Deepspeed ZeRO Inference

@stas ,
I saw your tweet and had two questions.

  1. Does using deepspeed inference require consolidating the files in the checkpoint dir or it performs that for you and then reshards them across available GPUs?

  2. Does this now support model > GPU RAM or is the comment in the doc still accurate:

Additionally DeepSpeed is currently developing a related product called Deepspeed-Inference which has no relationship to the ZeRO technology, but instead uses tensor parallelism to scale models that can’t fit onto a single GPU. This is a work in progress and we will provide the integration once that product is complete.

In general I am trying to figure out if there exists a sharded checkpoint format that allows either (a) inference or (b) resuming training on a different world size.

Deepspeed ZeRO Inference is the same as ZeRO Training except it doesn’t allocate optimizer and lr scheduler and that it requires ZeRO-3.

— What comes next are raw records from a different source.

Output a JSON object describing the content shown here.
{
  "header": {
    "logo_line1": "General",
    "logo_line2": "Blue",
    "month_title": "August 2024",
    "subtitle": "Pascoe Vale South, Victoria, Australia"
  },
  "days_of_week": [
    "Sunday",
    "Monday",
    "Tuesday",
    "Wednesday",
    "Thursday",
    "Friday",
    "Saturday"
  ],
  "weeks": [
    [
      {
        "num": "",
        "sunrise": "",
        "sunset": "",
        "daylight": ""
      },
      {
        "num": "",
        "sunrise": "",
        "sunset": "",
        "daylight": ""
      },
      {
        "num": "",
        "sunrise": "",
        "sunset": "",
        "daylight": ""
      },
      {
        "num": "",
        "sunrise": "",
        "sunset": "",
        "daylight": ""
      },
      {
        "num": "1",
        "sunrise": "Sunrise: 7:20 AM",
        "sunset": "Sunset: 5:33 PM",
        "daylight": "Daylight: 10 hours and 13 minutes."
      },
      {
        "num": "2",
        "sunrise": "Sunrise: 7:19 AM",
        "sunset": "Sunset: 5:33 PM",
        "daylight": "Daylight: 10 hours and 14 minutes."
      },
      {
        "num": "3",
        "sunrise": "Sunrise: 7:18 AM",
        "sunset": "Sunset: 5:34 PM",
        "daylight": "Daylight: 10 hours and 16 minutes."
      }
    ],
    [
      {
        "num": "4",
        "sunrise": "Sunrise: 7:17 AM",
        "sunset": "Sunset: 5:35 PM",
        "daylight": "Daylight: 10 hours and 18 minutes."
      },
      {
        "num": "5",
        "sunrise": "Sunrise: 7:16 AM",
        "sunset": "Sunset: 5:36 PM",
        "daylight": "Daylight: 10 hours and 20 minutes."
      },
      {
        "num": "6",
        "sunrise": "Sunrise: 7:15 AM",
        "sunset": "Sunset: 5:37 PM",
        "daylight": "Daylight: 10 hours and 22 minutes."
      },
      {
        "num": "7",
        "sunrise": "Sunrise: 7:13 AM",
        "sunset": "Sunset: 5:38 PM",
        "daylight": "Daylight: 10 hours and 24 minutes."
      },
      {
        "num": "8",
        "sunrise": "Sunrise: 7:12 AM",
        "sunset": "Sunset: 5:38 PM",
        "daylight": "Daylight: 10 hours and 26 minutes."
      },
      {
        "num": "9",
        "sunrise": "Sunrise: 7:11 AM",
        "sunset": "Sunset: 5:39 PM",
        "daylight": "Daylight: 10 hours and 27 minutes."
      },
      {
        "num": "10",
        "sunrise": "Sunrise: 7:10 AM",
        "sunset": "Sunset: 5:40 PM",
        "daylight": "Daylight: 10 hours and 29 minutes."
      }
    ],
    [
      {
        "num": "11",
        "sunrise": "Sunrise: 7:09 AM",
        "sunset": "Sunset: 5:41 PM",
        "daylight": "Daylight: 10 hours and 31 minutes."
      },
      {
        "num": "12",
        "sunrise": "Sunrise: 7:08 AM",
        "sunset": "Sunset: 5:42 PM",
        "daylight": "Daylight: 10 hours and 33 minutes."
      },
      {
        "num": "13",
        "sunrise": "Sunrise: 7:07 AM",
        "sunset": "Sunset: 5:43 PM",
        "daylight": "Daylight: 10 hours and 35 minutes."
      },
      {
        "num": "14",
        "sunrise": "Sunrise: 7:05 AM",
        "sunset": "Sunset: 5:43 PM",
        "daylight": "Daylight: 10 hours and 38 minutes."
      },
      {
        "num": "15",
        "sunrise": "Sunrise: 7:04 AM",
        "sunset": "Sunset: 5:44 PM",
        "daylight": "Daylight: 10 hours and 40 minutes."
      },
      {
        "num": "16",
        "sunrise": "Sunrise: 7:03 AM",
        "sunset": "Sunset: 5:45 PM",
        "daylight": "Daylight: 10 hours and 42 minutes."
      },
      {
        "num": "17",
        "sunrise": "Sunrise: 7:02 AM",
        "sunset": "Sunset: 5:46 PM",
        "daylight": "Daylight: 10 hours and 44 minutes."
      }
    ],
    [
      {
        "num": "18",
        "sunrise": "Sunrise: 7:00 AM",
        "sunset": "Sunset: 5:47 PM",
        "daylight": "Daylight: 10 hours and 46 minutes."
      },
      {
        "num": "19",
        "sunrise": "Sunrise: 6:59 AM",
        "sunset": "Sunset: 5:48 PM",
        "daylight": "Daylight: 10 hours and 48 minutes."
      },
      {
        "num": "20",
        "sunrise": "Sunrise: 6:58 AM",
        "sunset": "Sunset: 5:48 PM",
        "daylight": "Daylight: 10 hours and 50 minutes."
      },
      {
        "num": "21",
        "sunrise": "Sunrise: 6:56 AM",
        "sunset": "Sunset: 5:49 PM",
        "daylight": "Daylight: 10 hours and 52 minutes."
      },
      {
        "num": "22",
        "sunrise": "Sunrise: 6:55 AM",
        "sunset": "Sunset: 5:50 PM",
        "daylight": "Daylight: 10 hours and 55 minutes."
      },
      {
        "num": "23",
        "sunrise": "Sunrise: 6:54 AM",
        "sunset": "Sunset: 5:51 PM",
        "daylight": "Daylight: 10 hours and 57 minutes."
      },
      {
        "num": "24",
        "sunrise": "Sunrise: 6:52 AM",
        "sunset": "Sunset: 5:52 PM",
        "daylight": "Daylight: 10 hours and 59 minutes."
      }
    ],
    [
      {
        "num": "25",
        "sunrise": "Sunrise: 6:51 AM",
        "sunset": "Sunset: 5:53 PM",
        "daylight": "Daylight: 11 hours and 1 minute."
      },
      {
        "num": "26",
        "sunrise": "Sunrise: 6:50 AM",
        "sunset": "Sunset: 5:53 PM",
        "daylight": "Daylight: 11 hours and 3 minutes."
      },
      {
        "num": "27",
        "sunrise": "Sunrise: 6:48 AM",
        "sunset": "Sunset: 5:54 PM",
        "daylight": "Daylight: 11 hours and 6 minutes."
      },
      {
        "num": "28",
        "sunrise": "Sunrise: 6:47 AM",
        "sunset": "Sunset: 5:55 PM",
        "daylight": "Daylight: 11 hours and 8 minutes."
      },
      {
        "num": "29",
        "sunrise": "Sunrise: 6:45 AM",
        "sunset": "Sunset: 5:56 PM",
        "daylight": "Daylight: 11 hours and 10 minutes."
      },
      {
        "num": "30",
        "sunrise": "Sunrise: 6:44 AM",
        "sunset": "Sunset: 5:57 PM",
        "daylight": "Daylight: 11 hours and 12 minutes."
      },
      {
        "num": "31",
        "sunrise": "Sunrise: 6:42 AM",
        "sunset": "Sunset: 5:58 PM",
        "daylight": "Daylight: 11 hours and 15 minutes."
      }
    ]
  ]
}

Therefore it always supports model > single gpu RAM.

During Training it indeed saves a sharded state checkpoint.

During Inference it doesn’t need to do that. While it can load from a sharded trained-with-ZeRO checkpoint - It is meant to be used with a normal single file checkpoint. It uses zero.Init to split the weights to different GPUs while loading the model.

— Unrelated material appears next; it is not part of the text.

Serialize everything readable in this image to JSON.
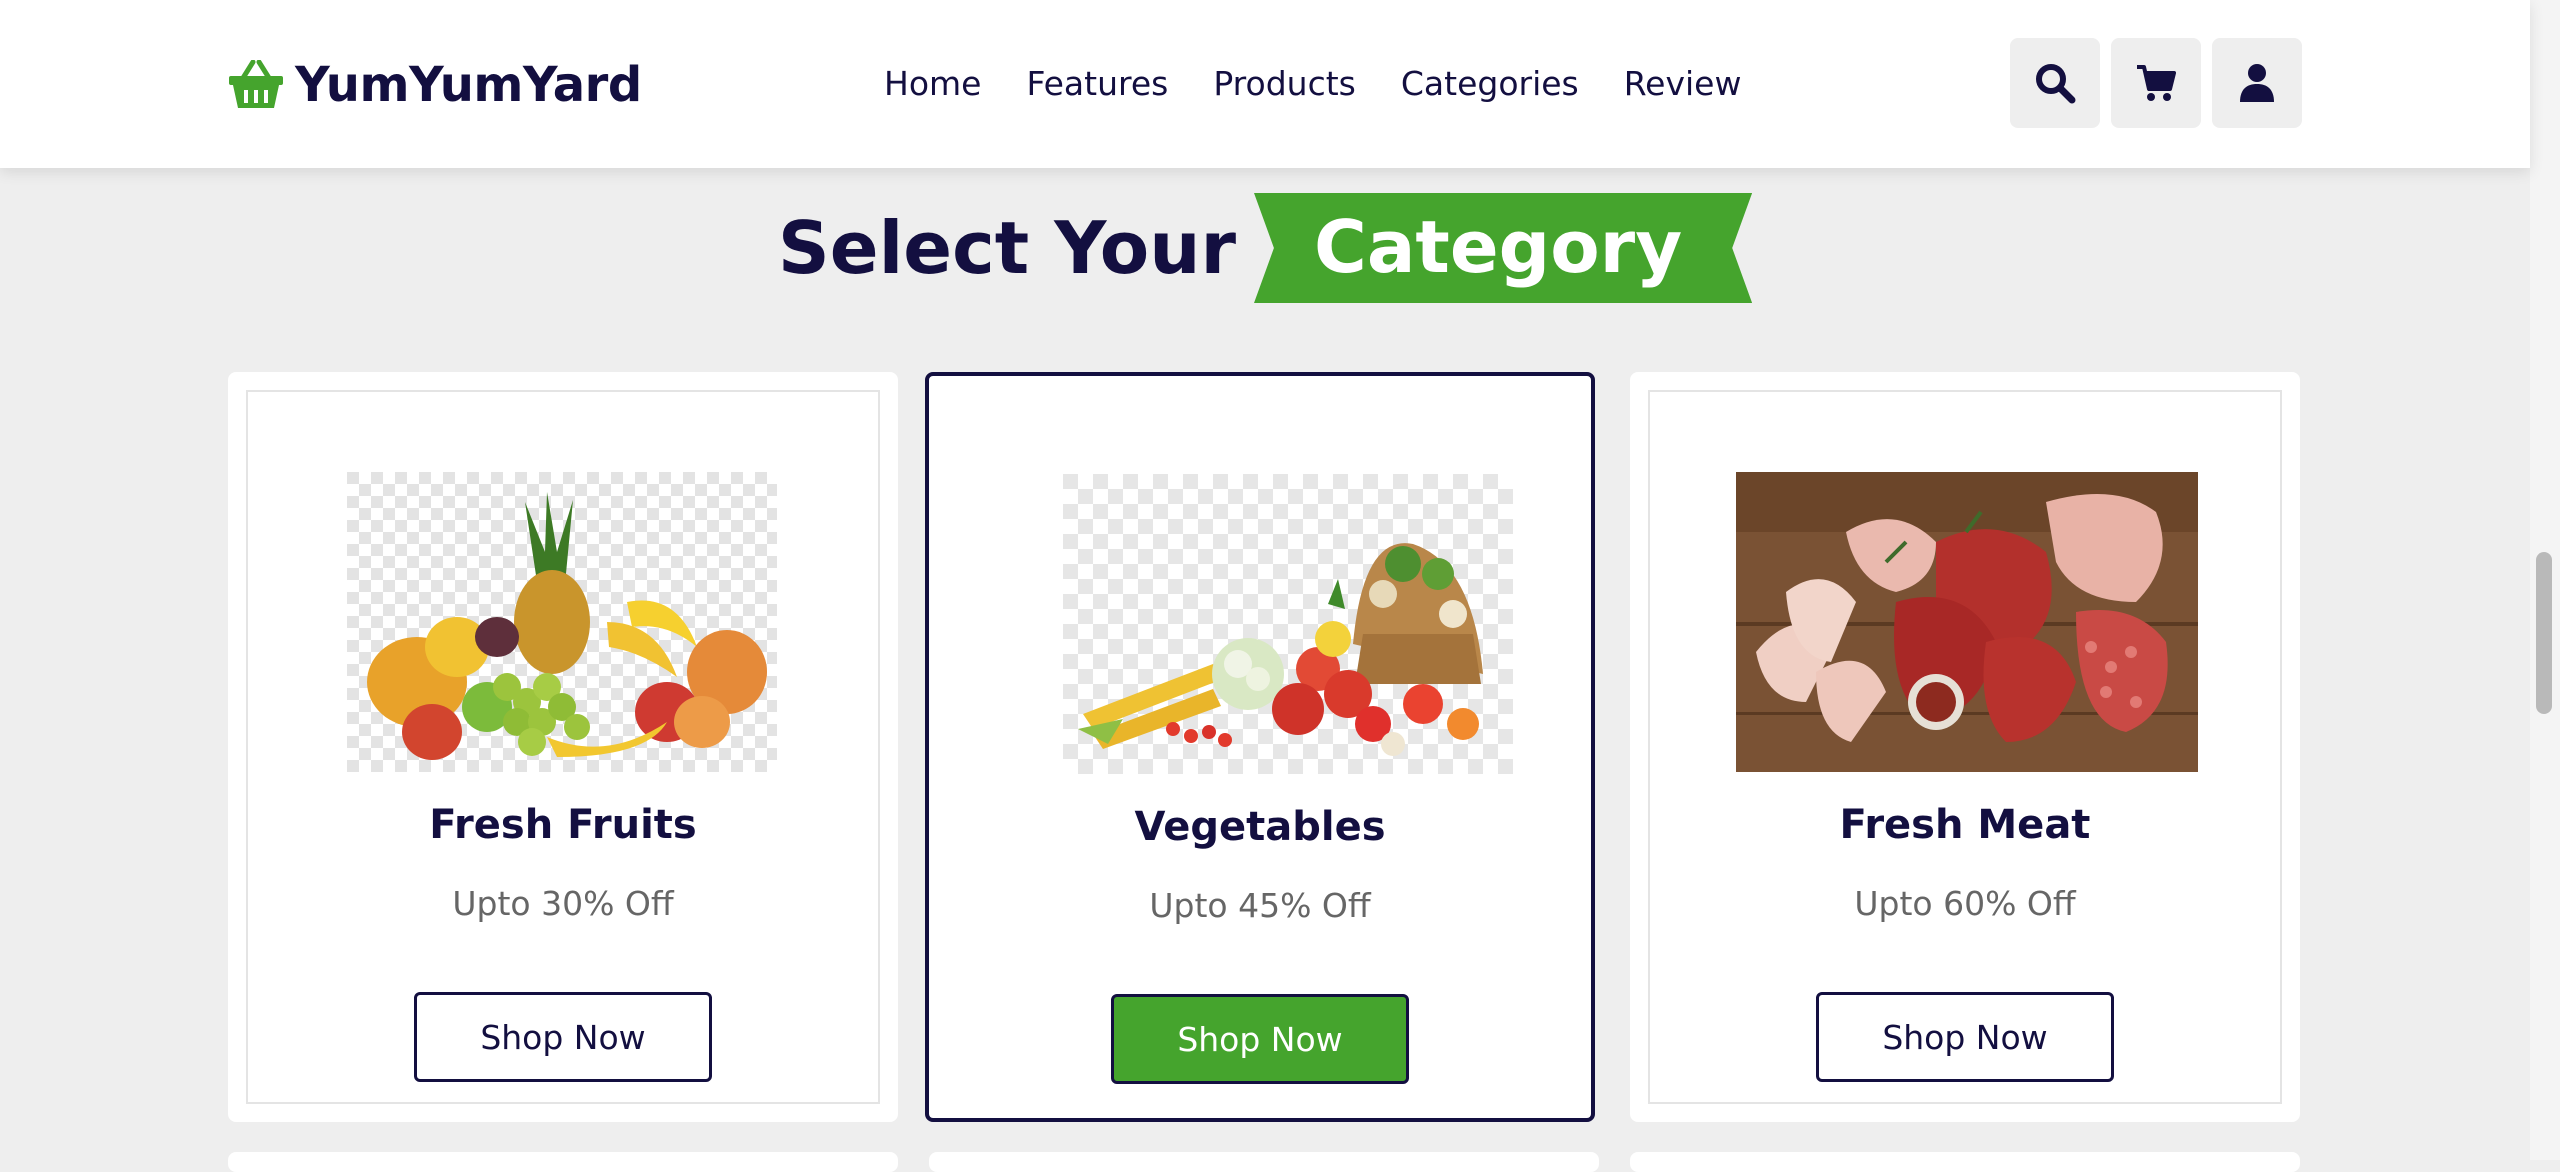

When we do normal training, we need to do validation, so inference happens there already.

So yes, DeepSpeed uses a sharded checkpoint format.

I don’t think you can currently use a sharded checkpoint for N gpus and be able to load it on M gpus automatically.

I wrote a script to consolidate fp32 weights: Zero Redundancy Optimizer (ZeRO) - DeepSpeed
which if you use it will allow you to move from N to M gpus, since it generates a single unsharded checkpoint.

You can, of course, write code that will rewrite the checkpoints to change from N to M gpus.

The main reason I wrote it as a separate tool is that it requires huge amount of CPU RAM, so doing this dynamically at run time could be too demanding and may require an instance with a lot of CPU memory


In the case of TP+PP+DP which we use at Megatron-Deepspeed, Tunji has been working on converting any deepspeed PP-style checkpoint from any TP/PP degree to any other TP/PP degree. But the PP checkpoint is slightly different from ZeRO checkpoint. It has each layer in a separate checkpoint, and saves each TP split in a separate checkpoint. So TP is hardwired and can’t be changed once the training started, whereas PP can be changed on the fly. But of course one can reformat the checkpoint to change TP degree as well. The tools are here:

they also include conversion from Meg-DS → Megatron-LM → HF Transformers.
More tools are planned to be added there.


Deepspeed Inference (not ZeRO) uses Tensor Parallelism and at the moment this is still a WIP - I think right now it works with a single checkpoint. But it’d probably make sense to pre-shard it for a faster loading.


Please let me know if I have addresses all the questions.

1 Like